Also names with first capital letter are exceptions, e.g. <Aside></Aside>. Personally, I would prefer a new node because it makes easier to pinpoint these nodes inside analyzers. But I don't have strong opinions :)

Identifiers with capital letters are also valid in JS? There's nothing preventing you from writing let Aside = 10; But I agree on the sentiment. They seem to be different enough to justify a new node.

Maybe JsxChildExpression is better?

The idea is that all variants share the same postfix (at least for those, that are specific for that union). That's why it is JsxExpressionChild to make it clear it's a child and not a variant of JsAnyExpression

JsxMemberExpression // (JsxMemberName?)

Better JsxMemberExpression, which is inline with the other member expressions.

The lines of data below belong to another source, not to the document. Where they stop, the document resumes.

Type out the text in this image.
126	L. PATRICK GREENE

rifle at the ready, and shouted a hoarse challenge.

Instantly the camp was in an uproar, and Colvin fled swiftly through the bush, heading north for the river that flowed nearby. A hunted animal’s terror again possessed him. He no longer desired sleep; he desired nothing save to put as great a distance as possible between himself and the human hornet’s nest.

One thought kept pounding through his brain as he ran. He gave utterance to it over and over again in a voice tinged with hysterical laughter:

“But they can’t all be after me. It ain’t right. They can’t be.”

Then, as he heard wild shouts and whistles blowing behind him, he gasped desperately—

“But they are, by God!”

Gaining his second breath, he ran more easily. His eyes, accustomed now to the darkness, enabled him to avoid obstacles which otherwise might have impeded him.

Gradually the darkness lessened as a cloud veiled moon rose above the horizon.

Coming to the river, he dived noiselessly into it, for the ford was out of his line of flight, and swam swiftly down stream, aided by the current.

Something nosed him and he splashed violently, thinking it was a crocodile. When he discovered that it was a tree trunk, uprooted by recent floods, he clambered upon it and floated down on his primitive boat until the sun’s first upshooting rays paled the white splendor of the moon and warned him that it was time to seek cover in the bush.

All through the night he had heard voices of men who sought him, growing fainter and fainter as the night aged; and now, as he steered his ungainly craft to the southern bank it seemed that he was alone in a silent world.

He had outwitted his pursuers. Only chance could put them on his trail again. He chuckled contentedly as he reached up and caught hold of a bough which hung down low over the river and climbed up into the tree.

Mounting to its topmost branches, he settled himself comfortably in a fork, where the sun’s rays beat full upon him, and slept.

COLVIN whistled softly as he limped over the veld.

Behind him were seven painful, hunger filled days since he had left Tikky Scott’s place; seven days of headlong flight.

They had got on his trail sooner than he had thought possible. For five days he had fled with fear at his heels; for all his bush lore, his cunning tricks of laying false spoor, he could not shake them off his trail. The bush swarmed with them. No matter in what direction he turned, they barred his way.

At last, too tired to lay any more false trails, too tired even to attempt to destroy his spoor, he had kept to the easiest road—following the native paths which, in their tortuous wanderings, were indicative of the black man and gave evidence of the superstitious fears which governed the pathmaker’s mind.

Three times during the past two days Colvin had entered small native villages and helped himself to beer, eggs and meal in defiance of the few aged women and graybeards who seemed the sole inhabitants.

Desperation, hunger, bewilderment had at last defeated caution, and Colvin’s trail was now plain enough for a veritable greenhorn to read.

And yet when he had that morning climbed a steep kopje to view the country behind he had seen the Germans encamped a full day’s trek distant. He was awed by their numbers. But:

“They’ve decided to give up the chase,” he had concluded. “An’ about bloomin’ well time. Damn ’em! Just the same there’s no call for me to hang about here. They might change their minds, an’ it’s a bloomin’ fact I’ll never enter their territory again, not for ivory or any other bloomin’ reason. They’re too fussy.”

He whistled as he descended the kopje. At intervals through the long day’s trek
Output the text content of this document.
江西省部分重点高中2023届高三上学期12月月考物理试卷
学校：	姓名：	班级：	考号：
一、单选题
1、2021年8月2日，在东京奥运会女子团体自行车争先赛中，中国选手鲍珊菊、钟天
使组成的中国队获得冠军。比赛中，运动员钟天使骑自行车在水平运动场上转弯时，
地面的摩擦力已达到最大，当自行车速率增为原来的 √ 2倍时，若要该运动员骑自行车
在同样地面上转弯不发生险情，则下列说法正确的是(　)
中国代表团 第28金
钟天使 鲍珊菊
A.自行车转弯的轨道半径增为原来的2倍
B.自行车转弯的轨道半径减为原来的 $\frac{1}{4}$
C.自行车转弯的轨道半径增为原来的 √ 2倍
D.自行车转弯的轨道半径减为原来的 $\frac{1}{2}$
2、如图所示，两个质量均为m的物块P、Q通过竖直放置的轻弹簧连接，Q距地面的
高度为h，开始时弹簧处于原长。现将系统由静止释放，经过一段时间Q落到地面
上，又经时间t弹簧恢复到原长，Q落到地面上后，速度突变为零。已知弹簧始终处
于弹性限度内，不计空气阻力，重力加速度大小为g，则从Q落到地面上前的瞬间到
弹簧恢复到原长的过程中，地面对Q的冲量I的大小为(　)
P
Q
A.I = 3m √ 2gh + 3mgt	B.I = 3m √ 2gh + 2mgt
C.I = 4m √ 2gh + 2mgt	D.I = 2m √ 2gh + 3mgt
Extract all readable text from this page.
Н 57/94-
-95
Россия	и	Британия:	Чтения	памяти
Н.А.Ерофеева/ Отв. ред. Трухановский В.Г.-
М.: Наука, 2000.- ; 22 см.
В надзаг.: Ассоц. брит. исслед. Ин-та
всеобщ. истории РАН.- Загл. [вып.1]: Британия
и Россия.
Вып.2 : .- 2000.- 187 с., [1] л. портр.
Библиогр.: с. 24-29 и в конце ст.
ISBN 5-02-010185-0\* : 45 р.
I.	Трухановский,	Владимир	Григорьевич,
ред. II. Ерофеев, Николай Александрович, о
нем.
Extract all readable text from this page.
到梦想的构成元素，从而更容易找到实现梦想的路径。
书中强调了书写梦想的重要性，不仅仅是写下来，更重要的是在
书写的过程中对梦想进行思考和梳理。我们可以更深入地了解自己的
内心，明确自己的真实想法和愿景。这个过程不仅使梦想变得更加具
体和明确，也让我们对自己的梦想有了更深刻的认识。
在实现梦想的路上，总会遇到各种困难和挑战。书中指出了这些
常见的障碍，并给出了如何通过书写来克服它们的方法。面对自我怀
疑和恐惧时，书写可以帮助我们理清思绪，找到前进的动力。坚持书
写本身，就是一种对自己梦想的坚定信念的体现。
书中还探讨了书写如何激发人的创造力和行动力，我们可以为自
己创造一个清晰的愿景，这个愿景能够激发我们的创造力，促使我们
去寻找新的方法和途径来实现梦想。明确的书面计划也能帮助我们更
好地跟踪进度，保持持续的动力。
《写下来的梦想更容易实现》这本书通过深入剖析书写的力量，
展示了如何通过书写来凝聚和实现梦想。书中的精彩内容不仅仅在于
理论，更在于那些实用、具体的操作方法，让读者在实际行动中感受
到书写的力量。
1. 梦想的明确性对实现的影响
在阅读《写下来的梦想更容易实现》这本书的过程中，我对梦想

Agree, my main concern is that it can give the impression that JsxMemberExpression is a variant of the JsAnyExpression. The reason the other member names end with Expression is that they are expressions. This isn't the case here. We could also go with JsxMemberIdentifier

Could you handle non-React JSX like SolidJS? SolidJS is gaining popularity, & examples' JSX is very close to React's, but inline CSS has normal (dash-case) property names, & some funky attribute prefixes.

@tomByrer are you mainly referring to the namespace:attribute name syntax that solideJS uses? My understanding is that this is standard JSX and covered by the JsxAttributeName grammar that allows for a namespace name (namespace:name)